È appena uscito Döner- eine türkische deutsch Kulurgeschochte, storia culturale turco tedesca, di Eberhard Seidel (März Verlag; 257 pagine), al prezzo di 20 euro, quanto bastano per quattro kebab nella versione più gustosa, che tanto piacciono all’autore e a milioni di tedeschi. Seidel, sociologo e giornalista, racconta di aver scoperto il döner nel 1974 a Londra, a 19 anni. Da allora ne ha assaporati 2326, cifra che sarà salita da quanto ha consegnato il testo all’editore. «Ich liebe döner», confessa. Non è un critico neutrale.

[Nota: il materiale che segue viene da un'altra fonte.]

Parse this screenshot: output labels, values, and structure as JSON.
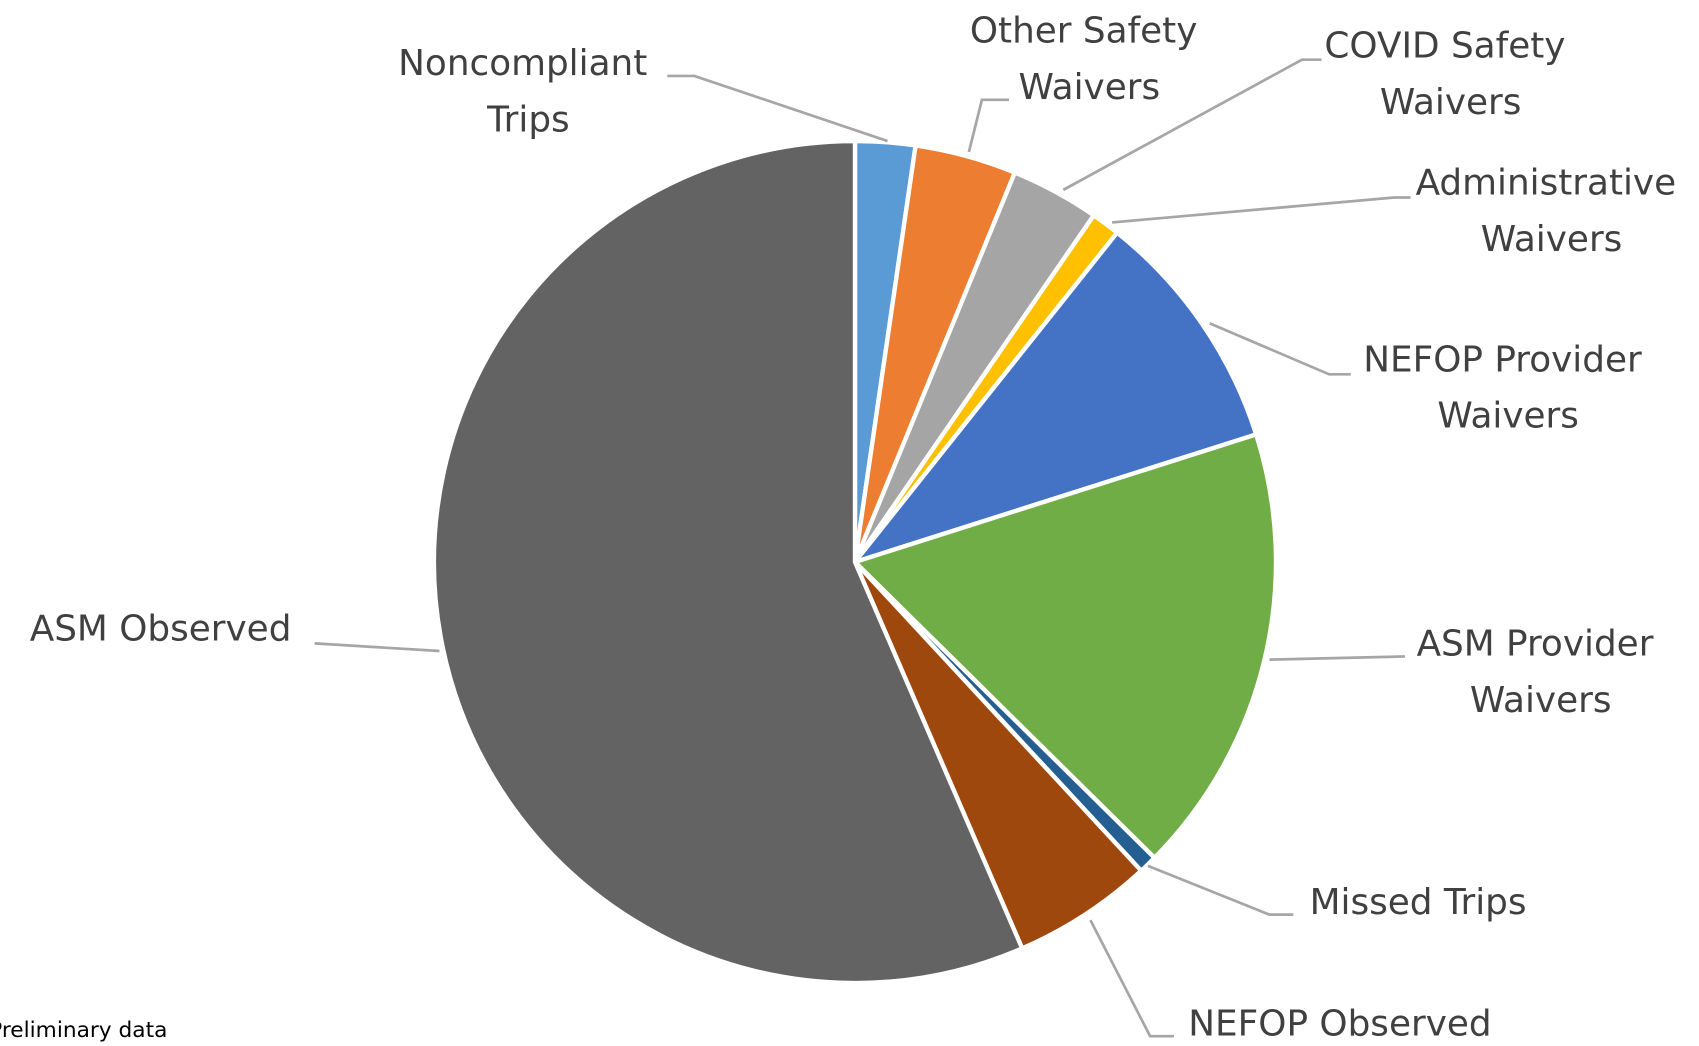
{
  "chart_data": {
    "type": "pie",
    "categories": [
      "Noncompliant Trips",
      "Other Safety Waivers",
      "COVID Safety Waivers",
      "Administrative Waivers",
      "NEFOP Provider Waivers",
      "ASM Provider Waivers",
      "Missed Trips",
      "NEFOP Observed",
      "ASM Observed"
    ],
    "values": [
      2.3,
      3.9,
      3.4,
      1.1,
      9.4,
      17.3,
      0.7,
      5.4,
      56.5
    ],
    "colors": [
      "#5b9bd5",
      "#ed7d31",
      "#a5a5a5",
      "#ffc000",
      "#4472c4",
      "#70ad47",
      "#255e91",
      "#9e480e",
      "#636363"
    ],
    "note": "Preliminary data"
  }
}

A Londra, all’età del collega, scoprii le fish and chips, pesci e patate servite in un cartoccio di carta di giornale, merluzzo fritto e patatine con inchiostro di stampa. Un orrore igienico, appetitoso e economico. Oggi il merluzzo è costoso, e anche i giornali hanno un altro profumo da quando non sono più stampati con il piombo. E il döner da cibo a buon mercato, è diventato un grande affare, non più servito su un piattino di plastica, avvolto come il fish and chips in un cartoccio di pane non lievitato.
I tedeschi ne consumano tre milioni di porzioni al giorno, un miliardo all’anno, che al prezzo di cinque euro arriva a un fatturato di cinque miliardi, battendo la catena McDonald’s. Ma currywürst, la salsiccia in salsa piccante con patatine fritte, e pizza al taglio rimangono in testa. Nel 1995 la McDonald’s tentò di conquistare il kebab, ma l’attacco fallì.
Per l’integrazione culturale, ha scritto Seidel, hanno fatto di più i chioschi di döner che le scuole: «Hans e Mustafà si incontrano e parlano mentre mangiano un kebab e scoprono di avere gli stessi gusti». Scrive kebap con la «p», ha detto, per ribadire la mescolanza culturale. Come i tedeschi si ostinano a scrivere il latte makkiato e i brokkoli.
Seidel scrisse già nel 1996 un saggio simile Wie der Döner über die Deutschen kam, come il kebab arrivò tra i tedeschi, Oggi, ammette che accertare chi fu il primo è complicato, sarebbe come stabilire chi aprì la prima pizzeria in Germania. Ma sembra abbastanza sicuro che il döner non nacque a Londra ma a Berlino, in un chiosco alla Bahnhof Zoo nel 1972, quando il Muro aveva appena 11 anni. La stazione dei ragazzi di Christiane F, mezzo secolo dopo accoglie solo i treni regionali, declassata dalla Hauptbanhof, costruita dopo la riunificazione, ma ospita sempre adolescenti drogati e senza tetto.
L’inventore è Kadir Nurman, nato in Anatolia nel 1933 morto a Berlino nel 2013. Arrivò a Francoforte nel 1960, si trasferì nella città divisa nel ’66, per lavorare in una fabbrica di rotative. Poi ebbe l’idea geniale, osservando i tedeschi che mangiavano panini camminando. Prima servì la carne su un piatto, poi l’avvolse nel cartoccio di pane, con cipolle, lattuga, e salsa all’aglio.
In Turchia non esisteva il döner alla tedesca, e ancor oggi se ne consuma un terzo in meno in confronto alla Germania. Ma si dimenticò di brevettare il suo döner da passeggio. «Come si fa a brevettare un cibo?» disse senza rammarico in un’intervista «sono contento di aver dato lavoro a migliaia di turchi». Il suo primo kebab costava un marco e 50, due Deutsche Mark nel cartoccio, meno di duemila lire.
Oggi a Berlino i chioschi sono 1.600, e in tutta la Germania, compresi i ristoranti, siamo a 18.500. A vivere grazie al kebab sono in 60mila. Kadir preparava a mano cento chili di carne di manzo o di agnello al giorno, oggi un grande distributore produce 50mila trottole di carne infilata su un spiedo.
Ci sono persino döner vegetariani che fanno ribrezzo a Seidel: «Sarebbe come bere vino senza alcol».